Let $X$ be a finite set and $\mathbb{F}$ be a field. We say that a function $f: X\times X \to \mathbb{F}$ is rank one if $f$ is of the form $(x,y) \mapsto a(x)b(y)$ for $a,b: X \to \mathbb{F}$. (See here for instance in Tao's set up for the slice rank formulation of the Croot-Lev-Pach polynomial method).
I understand that a matrix $A \in M_{n\times n}(\mathbb{R})$, (for instance) is of rank one if and only if $A = \mathbf{v}\mathbf{w}^t$ for some $\mathbf{v},\mathbf{w} \in \mathbb{R}^n$. However, the connection between the functional definition and the matrix definition has always been unclear to me.
To be explicit about my questions:
- Are we interpreting the function $f: X\times X \to \mathbb{F}$ as a function that, in some sense, "populates" the entries of a $|X| \times |X|$ matrix?
- Can we interpret $f: X^k \to \mathbb{F}$ as a function that "populates" the entries in a $$\underbrace{|X|\times |X| \times \cdots \times |X|}_{k\text{-times}}$$ hypermatrix?
- In the literature, $f$ as defined in (1) and (2) are said to be tensors (see for instance this paper by Gowers). What is the connection between these tensors and the tensors as they are defined in Dummit and Foote (say).
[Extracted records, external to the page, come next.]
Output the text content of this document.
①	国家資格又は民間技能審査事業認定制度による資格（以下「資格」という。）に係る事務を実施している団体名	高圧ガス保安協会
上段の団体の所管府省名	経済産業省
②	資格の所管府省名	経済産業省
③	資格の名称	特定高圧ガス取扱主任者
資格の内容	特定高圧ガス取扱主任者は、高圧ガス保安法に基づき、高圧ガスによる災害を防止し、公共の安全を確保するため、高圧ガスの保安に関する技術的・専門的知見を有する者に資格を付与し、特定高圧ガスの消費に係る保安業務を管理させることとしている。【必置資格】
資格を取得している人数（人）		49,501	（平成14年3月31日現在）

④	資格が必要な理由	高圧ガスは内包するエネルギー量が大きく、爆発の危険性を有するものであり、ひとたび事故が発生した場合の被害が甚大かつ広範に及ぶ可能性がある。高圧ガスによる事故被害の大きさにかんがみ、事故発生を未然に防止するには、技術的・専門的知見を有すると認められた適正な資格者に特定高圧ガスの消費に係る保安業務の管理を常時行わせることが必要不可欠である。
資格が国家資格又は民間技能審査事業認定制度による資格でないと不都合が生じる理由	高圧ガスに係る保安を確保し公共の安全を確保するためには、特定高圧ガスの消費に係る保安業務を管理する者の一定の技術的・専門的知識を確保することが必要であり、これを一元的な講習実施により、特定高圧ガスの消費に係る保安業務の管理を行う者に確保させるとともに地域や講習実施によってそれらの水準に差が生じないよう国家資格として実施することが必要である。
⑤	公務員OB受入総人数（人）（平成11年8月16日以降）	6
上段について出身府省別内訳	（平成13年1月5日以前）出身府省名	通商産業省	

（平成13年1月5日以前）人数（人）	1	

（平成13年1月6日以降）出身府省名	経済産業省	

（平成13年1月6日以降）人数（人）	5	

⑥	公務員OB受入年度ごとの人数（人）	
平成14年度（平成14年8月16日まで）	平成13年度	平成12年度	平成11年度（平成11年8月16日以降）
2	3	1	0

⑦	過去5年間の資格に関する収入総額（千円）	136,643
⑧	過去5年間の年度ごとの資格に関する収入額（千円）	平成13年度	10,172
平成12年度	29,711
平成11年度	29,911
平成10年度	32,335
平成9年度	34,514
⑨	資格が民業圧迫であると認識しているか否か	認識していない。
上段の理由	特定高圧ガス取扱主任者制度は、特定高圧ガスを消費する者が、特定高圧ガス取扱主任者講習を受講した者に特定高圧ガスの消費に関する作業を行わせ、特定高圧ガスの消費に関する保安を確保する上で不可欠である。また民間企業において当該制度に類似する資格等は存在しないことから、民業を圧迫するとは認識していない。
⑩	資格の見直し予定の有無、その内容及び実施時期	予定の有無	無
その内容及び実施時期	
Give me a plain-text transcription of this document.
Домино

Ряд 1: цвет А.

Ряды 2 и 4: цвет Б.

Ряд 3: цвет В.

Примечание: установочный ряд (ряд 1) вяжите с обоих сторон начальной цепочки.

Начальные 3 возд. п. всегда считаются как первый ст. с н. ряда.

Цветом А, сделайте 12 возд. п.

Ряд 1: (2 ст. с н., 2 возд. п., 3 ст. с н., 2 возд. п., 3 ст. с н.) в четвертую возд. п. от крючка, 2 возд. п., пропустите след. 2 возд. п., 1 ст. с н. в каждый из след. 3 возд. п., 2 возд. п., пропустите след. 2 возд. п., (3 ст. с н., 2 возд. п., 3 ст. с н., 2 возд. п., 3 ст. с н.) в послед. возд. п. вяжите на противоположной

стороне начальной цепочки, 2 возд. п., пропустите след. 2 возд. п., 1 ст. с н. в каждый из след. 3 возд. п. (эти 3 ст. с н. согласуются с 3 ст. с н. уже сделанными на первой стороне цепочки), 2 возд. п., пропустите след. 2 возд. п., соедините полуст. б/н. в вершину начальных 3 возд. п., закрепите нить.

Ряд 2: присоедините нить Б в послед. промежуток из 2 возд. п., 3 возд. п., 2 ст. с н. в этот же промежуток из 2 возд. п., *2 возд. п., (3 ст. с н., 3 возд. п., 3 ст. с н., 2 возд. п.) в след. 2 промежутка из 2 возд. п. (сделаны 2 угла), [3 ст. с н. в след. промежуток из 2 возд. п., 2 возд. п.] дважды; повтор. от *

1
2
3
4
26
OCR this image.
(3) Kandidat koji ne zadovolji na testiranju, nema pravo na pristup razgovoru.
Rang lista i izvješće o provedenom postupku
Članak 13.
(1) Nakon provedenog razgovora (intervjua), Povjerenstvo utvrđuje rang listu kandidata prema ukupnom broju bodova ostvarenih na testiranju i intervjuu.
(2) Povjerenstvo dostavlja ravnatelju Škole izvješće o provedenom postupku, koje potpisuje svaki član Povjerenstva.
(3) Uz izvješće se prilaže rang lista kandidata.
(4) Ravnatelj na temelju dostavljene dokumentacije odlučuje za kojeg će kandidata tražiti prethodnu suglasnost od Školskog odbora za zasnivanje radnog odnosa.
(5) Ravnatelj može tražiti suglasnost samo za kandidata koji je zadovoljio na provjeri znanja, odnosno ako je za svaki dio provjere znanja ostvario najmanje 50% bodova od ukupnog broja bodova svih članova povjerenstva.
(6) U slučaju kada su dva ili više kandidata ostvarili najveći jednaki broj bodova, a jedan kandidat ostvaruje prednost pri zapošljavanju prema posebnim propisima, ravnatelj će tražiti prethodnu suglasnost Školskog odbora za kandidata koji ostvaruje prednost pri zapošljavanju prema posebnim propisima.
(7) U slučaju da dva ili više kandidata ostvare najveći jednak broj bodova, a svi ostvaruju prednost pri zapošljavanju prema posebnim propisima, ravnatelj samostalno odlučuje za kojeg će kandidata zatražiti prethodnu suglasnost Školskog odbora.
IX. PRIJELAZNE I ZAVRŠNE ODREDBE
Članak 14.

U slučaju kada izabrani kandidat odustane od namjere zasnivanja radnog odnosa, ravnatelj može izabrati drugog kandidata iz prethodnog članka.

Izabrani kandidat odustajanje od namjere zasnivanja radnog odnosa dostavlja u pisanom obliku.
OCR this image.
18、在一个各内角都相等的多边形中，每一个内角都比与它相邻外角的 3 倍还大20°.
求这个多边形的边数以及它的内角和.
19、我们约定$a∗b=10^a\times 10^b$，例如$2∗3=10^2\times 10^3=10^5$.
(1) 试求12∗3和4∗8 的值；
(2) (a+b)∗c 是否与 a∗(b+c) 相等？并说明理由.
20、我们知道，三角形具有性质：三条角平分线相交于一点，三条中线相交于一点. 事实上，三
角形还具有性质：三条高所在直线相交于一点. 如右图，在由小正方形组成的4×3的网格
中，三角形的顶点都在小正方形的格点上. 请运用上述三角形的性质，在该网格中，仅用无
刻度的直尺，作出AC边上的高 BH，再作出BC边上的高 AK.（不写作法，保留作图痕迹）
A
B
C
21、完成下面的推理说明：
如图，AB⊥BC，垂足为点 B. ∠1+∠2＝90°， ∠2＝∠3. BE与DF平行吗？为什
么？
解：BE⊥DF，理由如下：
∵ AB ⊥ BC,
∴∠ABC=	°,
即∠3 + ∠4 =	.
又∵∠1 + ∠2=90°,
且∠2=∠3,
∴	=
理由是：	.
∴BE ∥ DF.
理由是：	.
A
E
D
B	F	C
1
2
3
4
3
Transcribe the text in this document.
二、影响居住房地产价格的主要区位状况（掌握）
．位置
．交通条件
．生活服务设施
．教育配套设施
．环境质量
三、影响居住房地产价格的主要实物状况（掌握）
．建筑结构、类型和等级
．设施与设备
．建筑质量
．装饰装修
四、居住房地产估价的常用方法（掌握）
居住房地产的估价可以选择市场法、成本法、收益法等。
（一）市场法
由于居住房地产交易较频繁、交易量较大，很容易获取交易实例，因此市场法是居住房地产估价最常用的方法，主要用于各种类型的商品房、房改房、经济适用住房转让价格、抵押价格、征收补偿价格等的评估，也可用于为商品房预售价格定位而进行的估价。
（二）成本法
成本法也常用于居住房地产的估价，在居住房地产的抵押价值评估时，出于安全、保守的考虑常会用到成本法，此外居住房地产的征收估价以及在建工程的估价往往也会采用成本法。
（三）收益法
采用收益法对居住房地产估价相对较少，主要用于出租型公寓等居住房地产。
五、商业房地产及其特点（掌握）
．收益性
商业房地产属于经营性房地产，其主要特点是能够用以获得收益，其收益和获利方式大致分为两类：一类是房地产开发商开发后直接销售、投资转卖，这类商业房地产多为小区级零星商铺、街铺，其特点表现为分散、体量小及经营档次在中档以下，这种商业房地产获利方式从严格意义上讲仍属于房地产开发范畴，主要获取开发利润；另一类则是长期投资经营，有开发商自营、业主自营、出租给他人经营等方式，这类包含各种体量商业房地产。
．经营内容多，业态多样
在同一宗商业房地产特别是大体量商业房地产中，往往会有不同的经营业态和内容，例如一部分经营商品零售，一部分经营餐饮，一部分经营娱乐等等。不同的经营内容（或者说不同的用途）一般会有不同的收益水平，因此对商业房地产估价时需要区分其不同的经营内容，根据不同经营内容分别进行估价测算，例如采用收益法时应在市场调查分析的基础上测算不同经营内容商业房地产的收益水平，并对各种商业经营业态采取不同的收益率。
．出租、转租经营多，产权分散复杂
I have done some playing around and searching around to try and get a satisfactory answer concerning this connection but have not been very successful. Do you have a hint as to how I can discover this connection? I think I am missing something that is supposedly obvious.
If these questions are too lengthy to answer in a short amount of time, what references would you suggest I look into to gain a better understanding?
Thanks in advance for your time.
A very nice answer to the above question can be found in Chapter 2 of the below monograph:
Tensors: Geometry and Applications by J.M. Landsberg